Osanai lay the coyly hesitating Senior Nurse Sayama down on the sofa, gave her two or three peremptory kisses, then put his hand up her skirt and pulled down her tights.
“No, no, no!”
She was asking him to take all her clothes off first, but Osanai had no care for that. Little knowing that she was wearing several layers of unsightly old-fashioned underwear due to her hypersensitivity to cold, Osanai hitched up her skirt and had a look. Sayama groaned in despair and covered her face with her hands.
25
Konakawa had always hated his dreams. They caused a suffocating sensation that disturbed his sleep. The feeling of discomfort would remain for an hour or two after waking, enough to put him off his breakfast. He simply refused to believe that a dream could ever be pleasant.
But now he steeped himself in his dreams with a spirit free of cares. It may have been because he knew they were dreams, or because Paprika had explained their function. Tonight, he felt as though he’d been dreaming for quite a long time already, which was unusual in itself. Now he was in a place that seemed somehow familiar. The exact location wasn’t clear, but he felt himself immersed in the dream like a fetus in amniotic fluid. For good measure, he was relaxing in a steaming-hot bath.
It looked like a public bathhouse. On the tiled wall was an advertisement for bath salts. A beautiful woman smiled down at him from the poster, a film star with the glamorous looks of a bygone age. Suddenly she turned into Paprika. Well, well! There you are. I knew you’d be joining me, but not quite like that!
“Be careful though!” warned the Paprika in the poster, winking cutely but raising a finger of admonition. She had evidently read the murmurings of his mind.
“Dreams aren’t always this much fun, you know. You do know that, don’t you?”
“I do. Bad dreams are also important, yes?” said Konakawa, a little disappointed. “But anyway. I’ll be all right with you here.”

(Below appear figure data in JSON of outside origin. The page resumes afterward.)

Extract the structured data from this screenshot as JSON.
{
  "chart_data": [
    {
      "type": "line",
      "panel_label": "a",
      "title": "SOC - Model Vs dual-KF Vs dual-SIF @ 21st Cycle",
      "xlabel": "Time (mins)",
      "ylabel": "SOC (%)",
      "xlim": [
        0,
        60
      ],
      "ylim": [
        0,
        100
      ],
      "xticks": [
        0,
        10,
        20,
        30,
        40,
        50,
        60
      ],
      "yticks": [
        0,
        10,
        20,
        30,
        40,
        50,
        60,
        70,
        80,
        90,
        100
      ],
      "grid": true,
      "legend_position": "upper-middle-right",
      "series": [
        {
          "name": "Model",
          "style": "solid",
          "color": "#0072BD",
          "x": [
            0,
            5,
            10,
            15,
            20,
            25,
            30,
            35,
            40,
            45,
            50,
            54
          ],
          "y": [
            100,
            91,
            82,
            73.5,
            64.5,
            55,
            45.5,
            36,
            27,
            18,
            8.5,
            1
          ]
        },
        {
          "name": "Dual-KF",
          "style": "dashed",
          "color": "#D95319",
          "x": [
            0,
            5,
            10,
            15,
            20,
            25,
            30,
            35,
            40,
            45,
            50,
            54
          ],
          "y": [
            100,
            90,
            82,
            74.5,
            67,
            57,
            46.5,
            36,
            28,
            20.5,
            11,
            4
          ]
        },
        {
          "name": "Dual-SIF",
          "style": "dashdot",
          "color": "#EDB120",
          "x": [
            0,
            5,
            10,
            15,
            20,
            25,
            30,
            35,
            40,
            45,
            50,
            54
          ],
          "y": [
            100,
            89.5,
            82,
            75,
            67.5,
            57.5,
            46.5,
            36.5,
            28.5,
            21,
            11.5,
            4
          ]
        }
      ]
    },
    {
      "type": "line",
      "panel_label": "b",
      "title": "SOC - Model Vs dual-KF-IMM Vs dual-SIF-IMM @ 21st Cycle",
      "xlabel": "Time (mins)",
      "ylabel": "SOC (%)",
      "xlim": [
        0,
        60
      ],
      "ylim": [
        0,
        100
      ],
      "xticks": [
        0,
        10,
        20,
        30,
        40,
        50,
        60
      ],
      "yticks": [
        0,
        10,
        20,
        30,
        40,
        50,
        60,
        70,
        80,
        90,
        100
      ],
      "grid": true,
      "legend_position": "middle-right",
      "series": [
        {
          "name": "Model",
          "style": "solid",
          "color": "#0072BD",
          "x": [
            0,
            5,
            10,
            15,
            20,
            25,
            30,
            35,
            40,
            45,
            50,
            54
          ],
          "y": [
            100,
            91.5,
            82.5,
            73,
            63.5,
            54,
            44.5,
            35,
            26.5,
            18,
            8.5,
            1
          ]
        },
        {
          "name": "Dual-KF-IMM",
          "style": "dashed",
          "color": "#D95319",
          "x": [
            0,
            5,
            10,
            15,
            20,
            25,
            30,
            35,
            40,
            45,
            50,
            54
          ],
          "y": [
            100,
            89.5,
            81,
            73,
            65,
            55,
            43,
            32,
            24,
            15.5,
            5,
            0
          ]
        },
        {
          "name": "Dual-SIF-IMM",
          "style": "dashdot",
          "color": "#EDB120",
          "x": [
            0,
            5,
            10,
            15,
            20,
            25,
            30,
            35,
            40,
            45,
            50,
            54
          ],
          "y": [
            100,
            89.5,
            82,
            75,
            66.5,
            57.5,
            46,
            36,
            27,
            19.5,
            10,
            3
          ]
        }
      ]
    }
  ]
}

Konakawa remembered how he’d thought of nothing but Paprika while waiting impatiently for the second session. Was it all right for a patient to be so fond of his therapist? Of course, the reality was that he’d fallen in love with her. Was it all right for a patient to fall in love with his therapist? Was it all right for a therapist to be so attractive in the first place? To the extent that her patients fell madly in love with her? And if they did, could she still give them proper treatment? These and other thoughts coursed through Konakawa’s mind in his dream.
“Maybe it’s the other way round,” said Paprika’s voice.
The scene had changed; now it looked very much like a hotel room. Paprika was nowhere to be seen. Where is she?
“Actually, I’m not really that great a therapist. I just use my looks to help the treatment along. Maybe that’s why I’m so successful. It shouldn’t be allowed, should it.”
Paprika’s voice came from the radio next to the bed.
“So you even understand what I’m thinking?” said Konakawa. It didn’t seem that surprising, actually. He was dreaming, after all.
A woman was sleeping next to him on the bed. He didn’t know who it was. It wasn’t Paprika; it certainly wasn’t his wife.
He touched the woman with his hand. She turned to look at him. She was the man he’d seen in his previous dream. Seijiro Inui.
“What are you doing here?!” Paprika called out angrily. Inui looked genuinely shocked, then vanished.